Les deux balles qui l’ont tué ont été tirées à bout portant. C’est l’un des seuls éléments tangibles qui émerge, après deux semaines d’enquête, sur la mort d’Arshad Sharif, tué en banlieue de Nairobi dans la nuit du 23 au 24 octobre. Cette révélation, issue d’un rapport d’autopsie rendu public ce vendredi 4 novembre, précise qu’une balle a traversé le corps du journaliste en entrant par le dos et en ressortant par la poitrine ; le seconde balle s’est logée dans sa tête.
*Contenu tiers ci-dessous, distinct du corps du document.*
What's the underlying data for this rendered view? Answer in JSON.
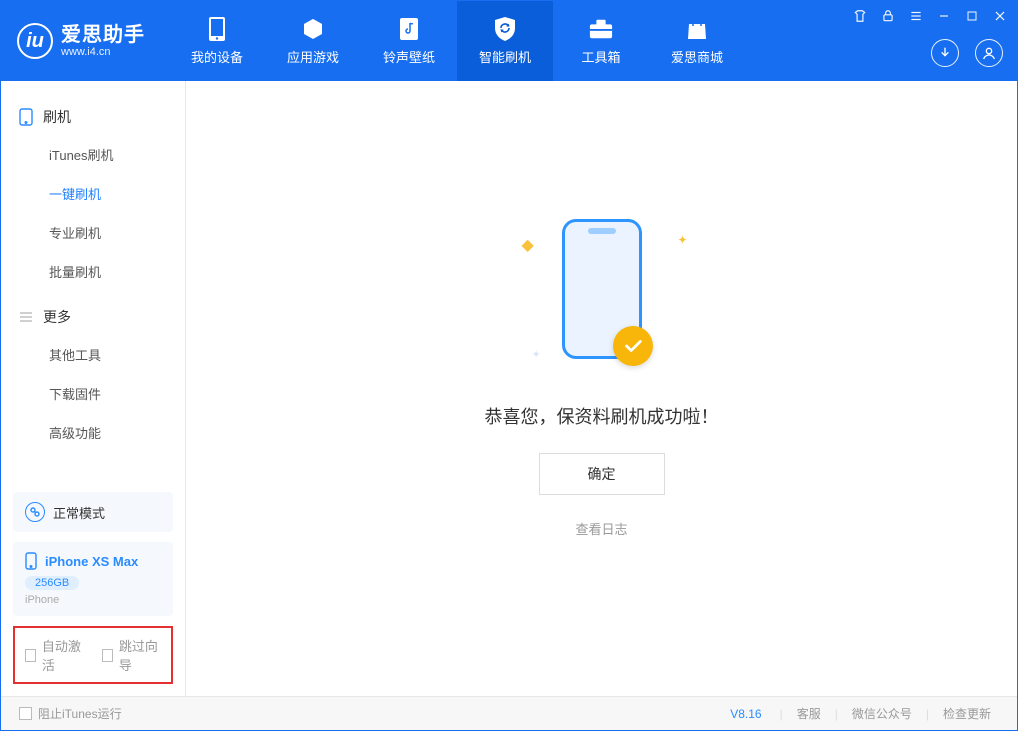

Incohérences répétées dans le volet kényan
Ces détails sèment un peu plus le doute sur les circonstances de cet assassinat et les premiers éléments de l’enquête avancés par la police kényane. En effet, dans un document initial consulté par RSF, celle-ci a d’abord indiqué que ses agents avaient tiré par erreur sur un véhicule volé, dans lequel se trouvait le journaliste, et dont le chauffeur aurait refusé de s’arrêter devant un check-point. Problème : le véhicule présumé volé et celui dans lequel se trouvait le journaliste n’ont rien en commun, et il paraît peu probable qu’ils puissent avoir été confondus.
Dans une seconde version, l’Autorité indépendante de supervision de la police (IPOA), la “police des polices" kényane, a affirmé que des agents auraient riposté à des tirs provenant d’un individu déjà installée dans le véhicule. Ces tirs de riposte de la police auraient atteint par erreur Arshad Sharif, qui a succombé à ses blessures. Une hypothèse totalement balayée par les découvertes de l’autopsie révélées ce week-end, qui montrent que le journaliste a été clairement visé.
Face aux incohérences répétées des autorités kényanes, plusieurs organisations ont demandé qu'“une enquête rapide et compréhensible [soit] ouverte afin que l’opinion sache ce qu’il s’est réellement passé.”
Promesses discréditées
Eric Oduor, président du Syndicat des journalistes kényans (KUJ) a déclaré à RSF qu’une enquête transparente concerne les journalistes du monde entier. “Mais les autorités ne nous ont pas encore donné l’assurance qu’elles progressent. Nous continuons de demander que l’enquête soit accélérée afin d’identifier et de punir les auteurs du meurtre” a-t-il ajouté.
“Si nous ne pouvons pas assurer la sécurité d’un journaliste de renom comme Arshad Sharif, il serait difficile de le faire pour notre sécurité personnelle,” a pour sa part déclaré, mercredi 2 novembre 2022, Churchill Otieno, président du patronat de la presse, la Kenya Editors Guild (KEG), à l’occasion de la Journée internationale de la fin de l'impunité pour les crimes commis contre les journalistes.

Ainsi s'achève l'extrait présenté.